Election fraud returns to Turkish agenda as local polls approach
Polling results have indicated that Turkey’s upcoming local elections, due by the end of March, will likely be a vote of confidence after President Recep Tayyip Erdoğan’s new administration endured a rocky first few months.
As such, it will be vital to secure ballot boxes and ensure fairness in the elections, particularly amid concerns about ballot stuffing in previous elections raised by a statistical study published in October.
Veteran journalist Merdan Yanardağ stressed the importance of local elections in a tweet on Thursday, referring to a recent survey of pollster Mediar, according to which the ruling Justice and Development Party (AKP)’s share of the vote has dropped to almost 35 percent.
According to some analysts, the AKP may risk losing some metropolitan cities in Turkey in the local elections, as the alliance between the AKP and the ultra-nationalist Nationalist Movement Party (MHP) that helped them win a parliamentary majority in elections this year lies in tatters.
MHP leader Devlet Bahçeli said in October that the MHP would compete in the local elections as an individual party, and not as a part of an alliance.
Election security in Turkey has been one of the opposition’s main concerns over the last decade, as suspicious of electoral fraud have been raised due to vote-counting irregularities.
Ahead of the elections on Jan. 24, suspicions of election fraud were on the rise as Turkey’s Supreme Electoral Council relocated ballot boxes in southeast Turkey and ruled that votes which had not been stamped by ballot box officials would be counted.
An academic study published this month said that statistical evidence suggested irregularities in the 2018 presidential and parliamentary elections on a similar scale to irregularities in the 2017 constitutional referendum.
Five academics -Peter Klimek, Raúl Jiménez, Manuel Hidalgo, Abraham Hinteregger, and Stefan Thurner- ran a forensic study of the election using data obtained from the official website of the Turkish election commission, after removing all polling stations with an electorate of less than 100.
The authors said they had applied several recently proposed statistical procedures to test for elementary and low-tech mechanisms of election fraud—ballot stuffing, voter rigging, and result fabrication.
While the analysis demonstrated no consistent evidence for result fabrication, there are significant indicators for ballot stuffing and voter rigging in the 2017 and 2018 data, they said.
Their analysis shows that ballot stuffing might have influenced about 11% of the polling stations and that small stations showed consistently higher number of ‘Yes’ votes in the 2017 referendum than larger stations in close proximity.

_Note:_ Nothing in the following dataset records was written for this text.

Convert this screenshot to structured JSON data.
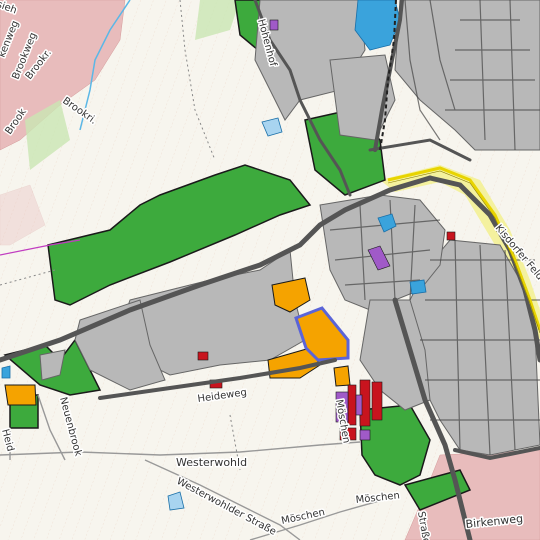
{
  "map": {
    "colors": {
      "background": "#f7f5ee",
      "green_area": "#3daa3d",
      "grey_block": "#b8b8b8",
      "orange_area": "#f5a300",
      "red_area": "#c8141e",
      "purple_area": "#a05ac8",
      "water": "#3aa3dc",
      "residential_pink": "#e8bcbc",
      "motorway_yellow": "#f2f08a",
      "highlight_outline": "#5a64d8",
      "road_dark": "#555555"
    },
    "street_labels": {
      "brookweg": "Brookweg",
      "brook": "Brook",
      "brookr_1": "Brookr.",
      "brookr_2": "Brookri.",
      "hohenhof": "Hohenhof",
      "kisdorfer_feld": "Kisdorfer Feld",
      "heideweg": "Heideweg",
      "neuenbrook": "Neuenbrook",
      "westerwohld": "Westerwohld",
      "westerwohlder_strasse": "Westerwohlder Straße",
      "moschen_1": "Möschen",
      "moschen_2": "Möschen",
      "moschen_vertical": "Möschen",
      "birkenweg": "Birkenweg",
      "heid": "Heid",
      "strasse_partial": "Straße",
      "sieh_partial": "sieh",
      "kenweg_partial": "kenweg"
    }
  }
}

“Taken together, the magnitude of these statistical aberrations might have been just large enough to change the outcome of the referendum from ‘No’ to ‘Yes’ for the 2017 constitutional referendum,” they said.
These findings are corroborated by similar results in the 2018 presidential and parliamentary elections for voter rigging and ballot stuffing, which are calculated as 15 percent and 9 percent respectively.
“Overall, the fingerprints and standardised fingerprints for 2017 and the 2018 presidential elections are barely distinguishable from each other,” they said, adding that the overall distribution of votes and turnout across all stations was very similar in these two elections and that both datasets showed basically the same ballot-stuffing and voter-rigging-characteristics.